Anda di halaman 1dari 12

LAPORAN PENDAHULUAN HALUSINASI

Diajukan Sebagai Salah Satu Tugas Mata Kuliah


Keperawatan Jiwa Semester IV

Disusun Oleh :

DEVINTA WAHYU KUSUMA (P17250194051)

Dosen Pengampu :

AGUNG EKO HARTANTO S.Kep,.Ns,M.Kep

POLITEKNIK KESEHATAN KEMENKES MALANG


Prodi Diploma III Keperawatan Kampus VI Ponorogo
Tahun Akademik 2020/2021
Jalan Dr. Ciptomangunkusumo No.82A Ponorogo
BAB I

PENDAHULUAN

Latar Belakang

Menurut WHO (World Health Organization), masalah gangguan jiwa di dunia ini sudah
menjadi masalah yang semakin serius. Paling tidak, ada satu dari empat orang di dunia ini
mengalami gangguan jiwa. WHO memperkirakan ada sekitar 450 juta orang di dunia ini
ditemukan mengalami gangguan jiwa. Berdasarkan data statistik, angka pasien gangguan jiwa
memang sangat mengkhawatirkan (Yosep, 2007). Menurut UU Kesehatan Jiwa No.3 Tahun
1966, Kesehatan Jiwa adalah suatu keadaan yang memungkinkan perkembangan fisik,
intelektual, emosional secara optimal dari seseorang dan perkembangan ini selaras dengan
dengan orang lain. Sedangkan menurut American Nurses Associations (ANA) keperawatan jiwa
merupakan suatu bidang khusus dalam praktek keperawatan yang menggunakan ilmu perilaku
manusia sebagai ilmu dan penggunaan diri sendiri secara terapeutik sebagai caranya untuk
meningkatkan, mempertahankan, memulihkan kesehatan jiwa. Di Rumah Sakit Jiwa di
Indonesia, sekitar 70% halusinasi yang dialami oleh pasien gangguan jiwa adalah halusinasi
pendengaran, 20% halusinasi penglihatan, dan 10% adalah halusinasi penghidu, pengecapan dan
perabaan. Angka terjadinya halusinasi cukup tinggi.

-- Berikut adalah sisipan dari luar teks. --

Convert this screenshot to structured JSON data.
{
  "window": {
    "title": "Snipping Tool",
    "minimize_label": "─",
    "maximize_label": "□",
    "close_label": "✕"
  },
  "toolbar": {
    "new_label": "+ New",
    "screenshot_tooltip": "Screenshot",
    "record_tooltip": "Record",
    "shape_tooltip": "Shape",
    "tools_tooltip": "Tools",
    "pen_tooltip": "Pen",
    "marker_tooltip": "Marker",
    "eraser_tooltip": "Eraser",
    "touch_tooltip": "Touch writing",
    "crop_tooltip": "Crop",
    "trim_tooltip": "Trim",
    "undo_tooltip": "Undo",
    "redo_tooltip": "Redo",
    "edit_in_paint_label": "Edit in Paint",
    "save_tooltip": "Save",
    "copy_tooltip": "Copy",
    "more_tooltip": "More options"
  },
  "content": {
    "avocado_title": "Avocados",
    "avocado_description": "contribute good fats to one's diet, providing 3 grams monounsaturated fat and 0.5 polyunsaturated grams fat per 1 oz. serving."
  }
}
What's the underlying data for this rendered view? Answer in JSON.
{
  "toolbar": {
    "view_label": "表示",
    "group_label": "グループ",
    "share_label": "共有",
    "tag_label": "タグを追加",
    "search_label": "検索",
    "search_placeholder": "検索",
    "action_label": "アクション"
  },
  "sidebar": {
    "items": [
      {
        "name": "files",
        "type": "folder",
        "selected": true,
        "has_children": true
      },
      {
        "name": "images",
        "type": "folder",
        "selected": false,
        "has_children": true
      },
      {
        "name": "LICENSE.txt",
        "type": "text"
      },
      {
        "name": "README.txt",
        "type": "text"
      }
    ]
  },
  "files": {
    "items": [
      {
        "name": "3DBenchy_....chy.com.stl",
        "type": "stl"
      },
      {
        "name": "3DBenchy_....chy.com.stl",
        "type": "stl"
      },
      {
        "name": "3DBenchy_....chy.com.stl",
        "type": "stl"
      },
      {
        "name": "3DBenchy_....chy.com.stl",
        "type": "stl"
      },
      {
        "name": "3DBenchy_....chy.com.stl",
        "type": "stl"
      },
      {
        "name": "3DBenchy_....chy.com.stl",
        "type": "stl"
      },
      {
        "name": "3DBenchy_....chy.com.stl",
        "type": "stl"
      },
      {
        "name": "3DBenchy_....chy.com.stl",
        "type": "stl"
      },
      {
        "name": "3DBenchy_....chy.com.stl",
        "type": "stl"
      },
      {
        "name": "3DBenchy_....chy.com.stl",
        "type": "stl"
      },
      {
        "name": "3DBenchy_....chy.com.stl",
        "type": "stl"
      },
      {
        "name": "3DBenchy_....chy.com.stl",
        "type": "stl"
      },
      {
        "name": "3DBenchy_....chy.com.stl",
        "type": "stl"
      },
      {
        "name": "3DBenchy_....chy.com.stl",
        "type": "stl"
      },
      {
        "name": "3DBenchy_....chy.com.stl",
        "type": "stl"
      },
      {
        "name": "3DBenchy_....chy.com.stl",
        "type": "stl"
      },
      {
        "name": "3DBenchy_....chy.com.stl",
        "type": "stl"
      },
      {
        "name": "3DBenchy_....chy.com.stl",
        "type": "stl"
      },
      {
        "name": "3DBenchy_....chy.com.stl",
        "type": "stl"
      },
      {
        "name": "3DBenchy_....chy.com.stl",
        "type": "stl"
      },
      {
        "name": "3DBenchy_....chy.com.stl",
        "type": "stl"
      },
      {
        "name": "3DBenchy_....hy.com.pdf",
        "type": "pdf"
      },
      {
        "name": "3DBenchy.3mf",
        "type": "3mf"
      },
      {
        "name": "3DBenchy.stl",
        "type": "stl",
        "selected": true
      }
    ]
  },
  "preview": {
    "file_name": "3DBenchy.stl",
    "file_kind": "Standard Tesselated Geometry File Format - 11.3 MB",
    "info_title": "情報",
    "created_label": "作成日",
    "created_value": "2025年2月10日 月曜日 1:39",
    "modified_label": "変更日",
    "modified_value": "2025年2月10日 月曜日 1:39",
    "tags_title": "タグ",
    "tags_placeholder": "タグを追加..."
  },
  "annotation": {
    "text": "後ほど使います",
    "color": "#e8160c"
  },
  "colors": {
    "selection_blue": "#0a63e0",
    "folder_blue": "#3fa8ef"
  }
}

Menurut data rekapitulasi yang diperoleh dari Medical Record Rumah Sakit Jiwa Daerah
Atma Husada Mahakam Samarinda mencatat rata-rata pasien yang dirawat inap pada tahun 2016
sebanyak 249 orang dengan jumlah rata-rata pasien IGD sebanyak 2,57 orang. Sedangkan pada
tahun 2017 tercatat data pasien yang dirawat inap sebanyak 210 orang dengan jumlah rata-rata
pasien IGD sebanyak 1,88 orang per hari. Rumah Sakit Jiwa Daerah Atma Husada Mahakam
Samarinda pada tahun 2016 mencatat rata-rata jumlah pasien di ruang Punai dengan diagnosa
gangguan sensori persepsi:halusinasi sebanyak 7,18 %. Sedangkan pada tahun 2017 tercatat rata-
rata jumlah pasien diruang Punai dengan diagnosa gangguan sensori persepsi:halusinasi
sebanyak 14,4%. Diagonsa gangguan sensori persepsi:halusinasi terjadi peningkatan 7,22%
(Survey Indikator Mutu Pelayanan Ruang Punai Tahun 2017). Dampak yang dapat ditimbulkan
oleh pasien yang mengalami halusinasi adalah kehilangan kontrol dirinya. Di mana pasien
mengalami panik dan perilakunya dikendalikan oleh halusinasinya. Dalam situasi ini pasien
dapat melakukan bunuh diri (suicide), membunuh orang lain (homicide), bahkan merusak
lingkungan. Untuk memperkecil dampak yang ditimbulkan, dibutuhkan penanganan halusinasi
yang tepat (Hawari 2009, dikutip dari Chaery 2009).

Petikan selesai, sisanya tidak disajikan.